11月21日「けんこう一番!第22回三遊亭兼好独演会」@国立演芸場

三遊亭兼好『初天神』
三遊亭けろよん『雑排』
三遊亭兼好『鈴ヶ森』
~仲入り~
桂小すみ(音曲)
三遊亭兼好『宿屋の仇討』

『初天神』は飴玉~団子。団子の蜜を父親が全部なめて真っ白になった後の展開が意表を突く。父親の意外な行動に子供が「こんなことなら、おとっつぁん連れてこなければよかった」と嘆いてサゲる趣向。ここまでの楽しい展開が壮大な仕込みにもなっているというヒネリの利いた素敵な演出だ。

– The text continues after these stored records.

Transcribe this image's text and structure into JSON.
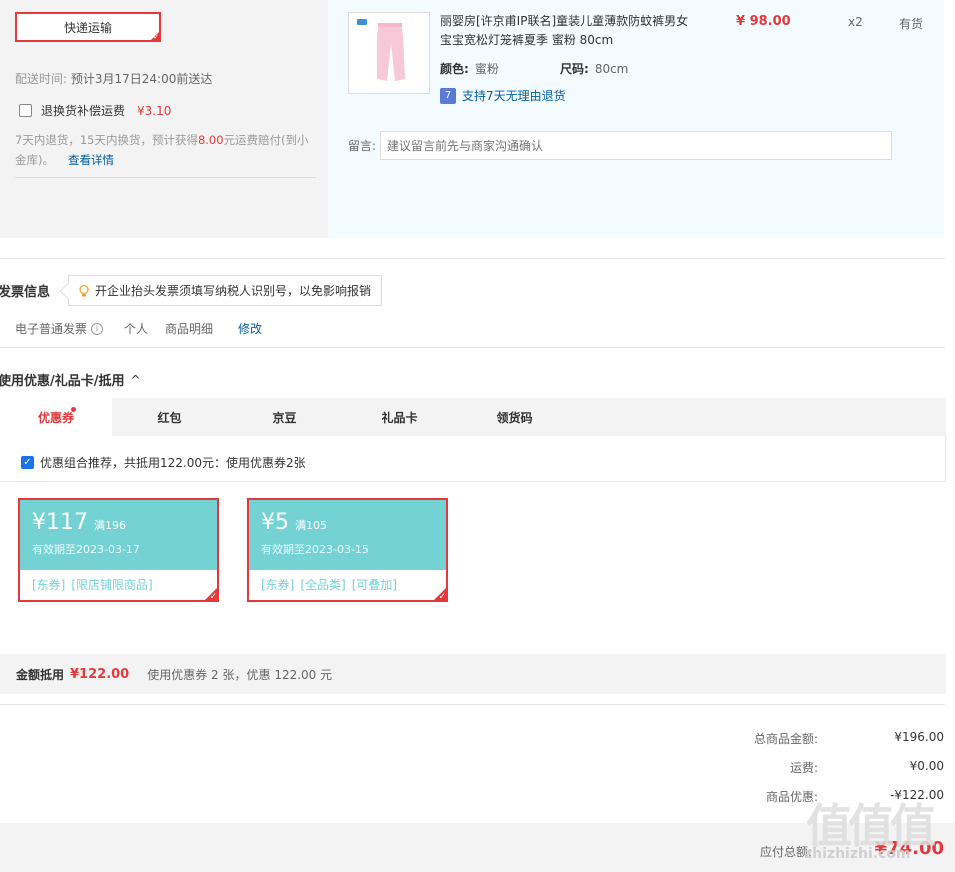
{
  "shipping": {
    "method_label": "快递运输",
    "delivery_label": "配送时间:",
    "delivery_value": "预计3月17日24:00前送达",
    "insurance_label": "退换货补偿运费",
    "insurance_price": "¥3.10",
    "insurance_desc_1": "7天内退货，15天内换货，预计获得",
    "insurance_amount": "8.00",
    "insurance_desc_2": "元运费赔付(到小金库)。",
    "insurance_link": "查看详情"
  },
  "product": {
    "title": "丽婴房[许京甫IP联名]童装儿童薄款防蚊裤男女宝宝宽松灯笼裤夏季 蜜粉 80cm",
    "price": "¥ 98.00",
    "qty": "x2",
    "stock": "有货",
    "color_label": "颜色:",
    "color_value": "蜜粉",
    "size_label": "尺码:",
    "size_value": "80cm",
    "return_icon": "7",
    "return_text": "支持7天无理由退货",
    "message_label": "留言:",
    "message_placeholder": "建议留言前先与商家沟通确认"
  },
  "invoice": {
    "title": "发票信息",
    "tip": "开企业抬头发票须填写纳税人识别号，以免影响报销",
    "type": "电子普通发票",
    "info_glyph": "i",
    "header": "个人",
    "content": "商品明细",
    "modify": "修改"
  },
  "coupons": {
    "title": "使用优惠/礼品卡/抵用",
    "chevron_glyph": "^",
    "tabs": [
      "优惠券",
      "红包",
      "京豆",
      "礼品卡",
      "领货码"
    ],
    "combo_text": "优惠组合推荐，共抵用122.00元：使用优惠券2张",
    "items": [
      {
        "amount": "¥117",
        "condition": "满196",
        "expiry": "有效期至2023-03-17",
        "tags": [
          "[东券]",
          "[限店铺限商品]"
        ]
      },
      {
        "amount": "¥5",
        "condition": "满105",
        "expiry": "有效期至2023-03-15",
        "tags": [
          "[东券]",
          "[全品类]",
          "[可叠加]"
        ]
      }
    ],
    "summary_label": "金额抵用",
    "summary_amount": "¥122.00",
    "summary_text": "使用优惠券 2 张，优惠 122.00 元"
  },
  "totals": {
    "goods_label": "总商品金额:",
    "goods_value": "¥196.00",
    "freight_label": "运费:",
    "freight_value": "¥0.00",
    "discount_label": "商品优惠:",
    "discount_value": "-¥122.00",
    "payable_label": "应付总额:",
    "payable_value": "¥74.00"
  },
  "watermark": {
    "text": "值值值",
    "url": "zhizhizhi.com"
  },
  "colors": {
    "accent": "#e4393c",
    "link": "#005ea7",
    "coupon": "#74d2d5"
  }
}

『鈴ヶ森』は新米のボケの数々が独特で、それに対する親分のツッコミも実にユニーク。軽妙なやり取りは一流のコントのようで、いちいち新鮮に笑える。フンドシしてない新米がしゃがんで突き刺さるのは誰かが引き抜いて逆さになった大根で「普通は竹の子でしょ!」「季節感」(笑) 怯えながら通行人の前に出て追剥に掛かった新米に、相手が「てめえみたいな野郎に何のかんの言われて尻尾を撒いて逃げ出すようなお兄ぃさんじゃねえ! てめえなんざ顔洗って出直せ!」と凄むと「いえ、足洗ってカタギになります」でサゲ。お見事!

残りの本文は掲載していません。